I wouldn’t be forced to have a baby that I didn’t want, at that time. I wouldn’t have to make a lonely, expensive journey to another country, making up stories of a ‘weekend away’ to cover up the real reason for my trip. I wouldn’t have to sit bleeding on a ferry or an airplane. I wouldn’t have to feel like a criminal for making a choice for me and my life.

But other women would have to. On the day I was sobbing with relief in my friend’s bathroom, ten women were sitting in clinic waiting rooms in the UK, waiting to have an abortion, unable to access this healthcare at home.

And ten women have travelled EVERY day since then. In fact ten women have travelled every day since 1983 when the clause outlawing abortion was inserted into our Constitution.
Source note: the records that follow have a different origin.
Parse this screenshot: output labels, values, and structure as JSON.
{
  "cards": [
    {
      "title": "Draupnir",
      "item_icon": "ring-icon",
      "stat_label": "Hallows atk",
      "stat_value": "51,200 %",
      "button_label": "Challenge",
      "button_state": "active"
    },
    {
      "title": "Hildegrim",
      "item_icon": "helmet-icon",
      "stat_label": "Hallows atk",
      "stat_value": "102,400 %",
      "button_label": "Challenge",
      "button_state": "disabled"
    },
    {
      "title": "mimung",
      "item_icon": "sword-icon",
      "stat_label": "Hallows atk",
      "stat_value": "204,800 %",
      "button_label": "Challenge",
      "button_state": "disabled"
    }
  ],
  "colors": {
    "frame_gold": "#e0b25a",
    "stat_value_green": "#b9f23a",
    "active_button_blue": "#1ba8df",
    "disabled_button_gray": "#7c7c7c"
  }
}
Ten women are traveling as you’re reading this.

I still don’t know, 15 years later, what I would have done if the pregnancy test had turned out to be positive. I think about it now and again. I don’t have an answer. I just remember that overwhelming feeling that I really had no choice in the matter at all.

And that’s one of the reasons why I am pro-choice now. I believe in women and pregnant people having autonomy over their own bodies. I believe in women and pregnant people having choice in whether or not they become parents. And being allowed to access that choice, at home.

If our laws change and abortion becomes available in Ireland there will still be crisis pregnancies. Women will still hide behind magazines crying their eyes out in anonymous cafes. They will still call their friends looking for help and guidance. They will still lie awake at night thinking and worrying and wondering what they’re going to do. But, crucially, they will have two very clear and legal choices. Some will choose to continue the pregnancy and some will choose to end the pregnancy. Whatever they choose to do, they will be able to do so in their own country, safely and legally. This is the bottom line.

This Saturday, September 30, 2017,  the Abortion Rights Campaign will hold its annual March for Choice in Dublin City Centre calling for a full repeal of the clause in our Constitution that prohibits abortion here (the Eighth Amendment) and for legislation to be passed allowing free, safe and legal abortion access for Irish citizens, in Ireland. They need boots on the ground to really highlight this issue to the general public and to Government. This is why I’m telling my story of why I’m marching and why I’m pro-choice. Please come and join us on Saturday. Please come up for the March. We need you.

Karen, Kildare

NOTE: This week the Irish Government announced that a referendum in relation to repealing the Eighth will be held in the middle of next year. We still don’t know the exact date, the wording of that Referendum or how exactly it will work or what legislation is being proposed but for now it is to be cautiously welcomed. The March for Choice is even more vital now as we work towards the Referendum.